Optionally, you can obtain execution timing information for the built engine by using the trtexec
utility, as:
trtexec \
--loadEngine=/path/to/engine.trt \
--useCudaGraph --noDataTransfers \
--iterations=100 --avgRuns=100
If it's not already in your $PATH
, the trtexec
binary is usually found in /usr/src/tensorrt/bin/trtexec
, depending on your TensorRT installation method.
An inference benchmark will run, with GPU Compute latency times printed out to the console. Depending on your environment, you should see something similar to:
GPU Compute Time: min = 1.55835 ms, max = 1.91591 ms, mean = 1.58719 ms, median = 1.578 ms, percentile(99%) = 1.90668 ms
For optimal performance, inference should be done in a C++ application that takes advantage of CUDA Graphs to launch the inference request. Alternatively, the TensorRT engine built with this process can also be executed through either Triton Inference Server or DeepStream SDK.
However, for convenience, a python inference script is provided here for quick testing of the built TensorRT engine.

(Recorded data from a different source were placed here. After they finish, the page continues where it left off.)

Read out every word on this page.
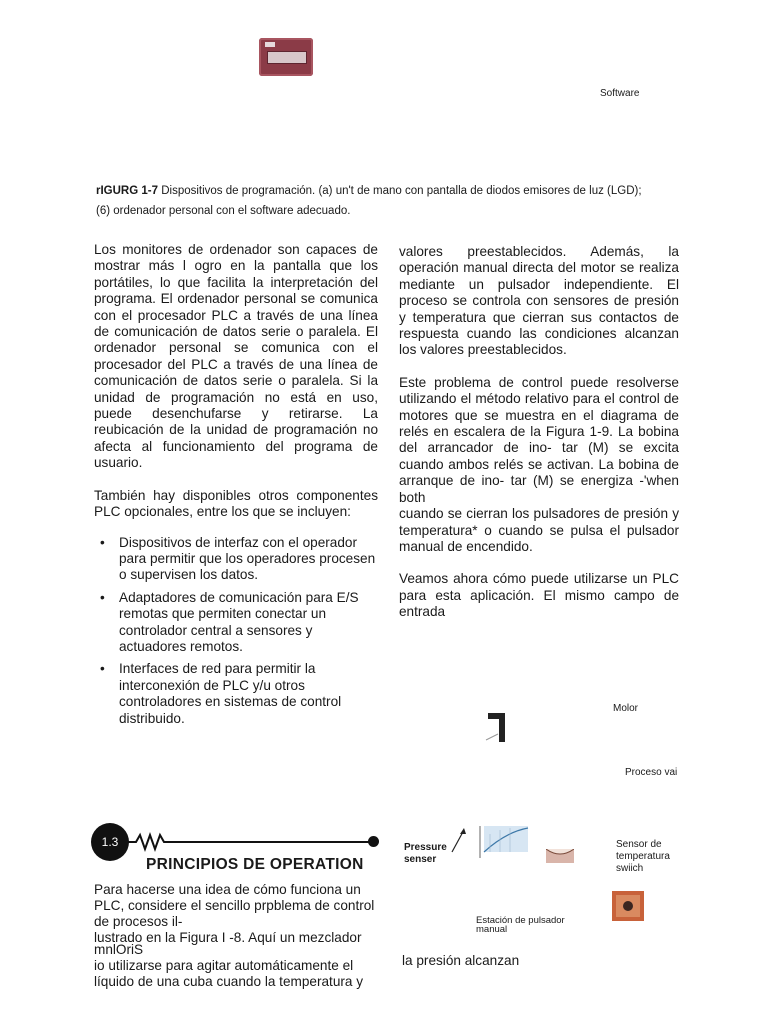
Software
rIGURG 1-7 Dispositivos de programación. (a) un't de mano con pantalla de diodos emisores de luz (LGD);
(6) ordenador personal con el software adecuado.

Los monitores de ordenador son capaces de mostrar más l ogro en la pantalla que los portátiles, lo que facilita la interpretación del programa. El ordenador personal se comunica con el procesador PLC a través de una línea de comunicación de datos serie o paralela. El ordenador personal se comunica con el procesador del PLC a través de una línea de comunicación de datos serie o paralela. Si la unidad de programación no está en uso, puede desenchufarse y retirarse. La reubicación de la unidad de programación no afecta al funcionamiento del programa de usuario.

También hay disponibles otros componentes PLC opcionales, entre los que se incluyen:

• Dispositivos de interfaz con el operador para permitir que los operadores procesen o supervisen los datos.
• Adaptadores de comunicación para E/S remotas que permiten conectar un controlador central a sensores y actuadores remotos.
• Interfaces de red para permitir la interconexión de PLC y/u otros controladores en sistemas de control distribuido.

valores preestablecidos. Además, la operación manual directa del motor se realiza mediante un pulsador independiente. El proceso se controla con sensores de presión y temperatura que cierran sus contactos de respuesta cuando las condiciones alcanzan los valores preestablecidos.

Este problema de control puede resolverse utilizando el método relativo para el control de motores que se muestra en el diagrama de relés en escalera de la Figura 1-9. La bobina del arrancador de ino- tar (M) se excita cuando ambos relés se activan. La bobina de arranque de ino- tar (M) se energiza -'when both

cuando se cierran los pulsadores de presión y temperatura* o cuando se pulsa el pulsador manual de encendido.

Veamos ahora cómo puede utilizarse un PLC para esta aplicación. El mismo campo de entrada

Molor
Proceso vai
Pressure
senser
Sensor de
temperatura
swiich
Estación de pulsador
manual
la presión alcanzan
1.3
PRINCIPIOS DE OPERATION
Para hacerse una idea de cómo funciona un PLC, considere el sencillo prpblema de control de procesos il-
lustrado en la Figura I -8. Aquí un mezclador
mnlOriS
io utilizarse para agitar automáticamente el líquido de una cuba cuando la temperatura y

To perform object detection on a set of images with TensorRT, run:
python infer.py \
--engine /paht/to/engine.trt \
--input /path/to/images \
--output /path/to/output
Where the input path can be either a single image file, or a directory of jpg/png/bmp images.
The detection results will be written out to the specified output directory, consisting of a visualization image, and a tab-separated results file for each input image processed.

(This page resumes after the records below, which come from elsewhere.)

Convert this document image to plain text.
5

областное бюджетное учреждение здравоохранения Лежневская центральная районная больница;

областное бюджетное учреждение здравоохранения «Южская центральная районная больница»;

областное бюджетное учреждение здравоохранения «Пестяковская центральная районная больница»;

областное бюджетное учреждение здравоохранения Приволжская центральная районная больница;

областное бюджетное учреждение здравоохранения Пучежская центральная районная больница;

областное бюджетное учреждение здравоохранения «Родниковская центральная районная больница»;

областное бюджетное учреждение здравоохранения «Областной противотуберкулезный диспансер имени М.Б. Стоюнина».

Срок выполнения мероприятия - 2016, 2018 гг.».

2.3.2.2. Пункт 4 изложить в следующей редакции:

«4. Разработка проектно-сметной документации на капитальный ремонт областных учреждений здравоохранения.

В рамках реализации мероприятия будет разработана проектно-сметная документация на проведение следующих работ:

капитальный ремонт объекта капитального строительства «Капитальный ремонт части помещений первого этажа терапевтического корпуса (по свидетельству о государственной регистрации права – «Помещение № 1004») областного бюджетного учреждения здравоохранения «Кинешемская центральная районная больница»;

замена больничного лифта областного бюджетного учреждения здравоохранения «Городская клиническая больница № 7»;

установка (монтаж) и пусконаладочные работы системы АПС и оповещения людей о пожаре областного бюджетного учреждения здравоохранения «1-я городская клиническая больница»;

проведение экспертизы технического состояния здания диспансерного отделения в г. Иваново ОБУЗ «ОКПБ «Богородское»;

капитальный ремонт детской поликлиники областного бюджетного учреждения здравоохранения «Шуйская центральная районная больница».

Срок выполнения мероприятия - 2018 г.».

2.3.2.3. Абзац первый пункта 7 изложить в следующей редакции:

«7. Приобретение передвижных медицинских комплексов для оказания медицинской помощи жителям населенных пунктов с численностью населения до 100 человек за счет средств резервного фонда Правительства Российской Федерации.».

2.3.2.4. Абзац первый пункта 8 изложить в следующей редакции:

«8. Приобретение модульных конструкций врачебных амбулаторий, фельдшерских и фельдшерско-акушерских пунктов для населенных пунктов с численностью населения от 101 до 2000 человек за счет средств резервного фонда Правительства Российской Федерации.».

This example is generated with a TensorRT engine for the pre-trained AutoML EfficientDet-D0 model re-exported with a custom image size of 1920x1080 as described above. The engine uses an NMS score threshold of 0.4. This is the same sample image and model parameters as used in the AutoML inference tutorial.
Given a validation dataset (such as COCO val2017 data) and ground truth annotations (such as COCO instances_val2017.json), you can get the mAP metrics for the built TensorRT engine. This will use the mAP metrics calculation script from the AutoML repository.
python eval_coco.py \
--engine /path/to/engine.trt \
--input /path/to/coco/val2017 \
--annotations /path/to/coco/annotations/instances_val2017.json \
--automl_path /path/to/automl
Where the --automl_path
argument points to the root of the AutoML repository.
The mAP metric is sensitive to the NMS score threshold used, as using a high threshold will reduce the model recall, resulting in a lower mAP value. Ideally, mAP should be measured with a threshold of 0, but such a low value will impact the runtime latency of the EfficientNMS plugin. It may be a good idea to build separate TensorRT engines for different purposes. That is, one engine with a low threshold (like 0) dedicated for mAP validation, and another engine with your application specific threshold (like 0.4) for deployment. This is why we keep the NMS threshold as a configurable parameter in the create_onnx.py
script.
To compare how the TensorRT detections match the original TensorFlow model results, you can run:
python compare_tf.py \
--engine /path/to/engine.trt \
--saved_model /path/to/saved_model \
--input /path/to/images \
--output /path/to/output
This script will process the images found in the given input path through both TensorFlow and TensorRT using the corresponding saved model and engine. It will then write to the output path a set of visualization images showing the inference results of both frameworks for visual qualitative comparison.
If you run this on COCO val2017 images, you may also add the parameter --annotations /path/to/coco/annotations/instances_val2017.json
to further compare against COCO ground truth annotations.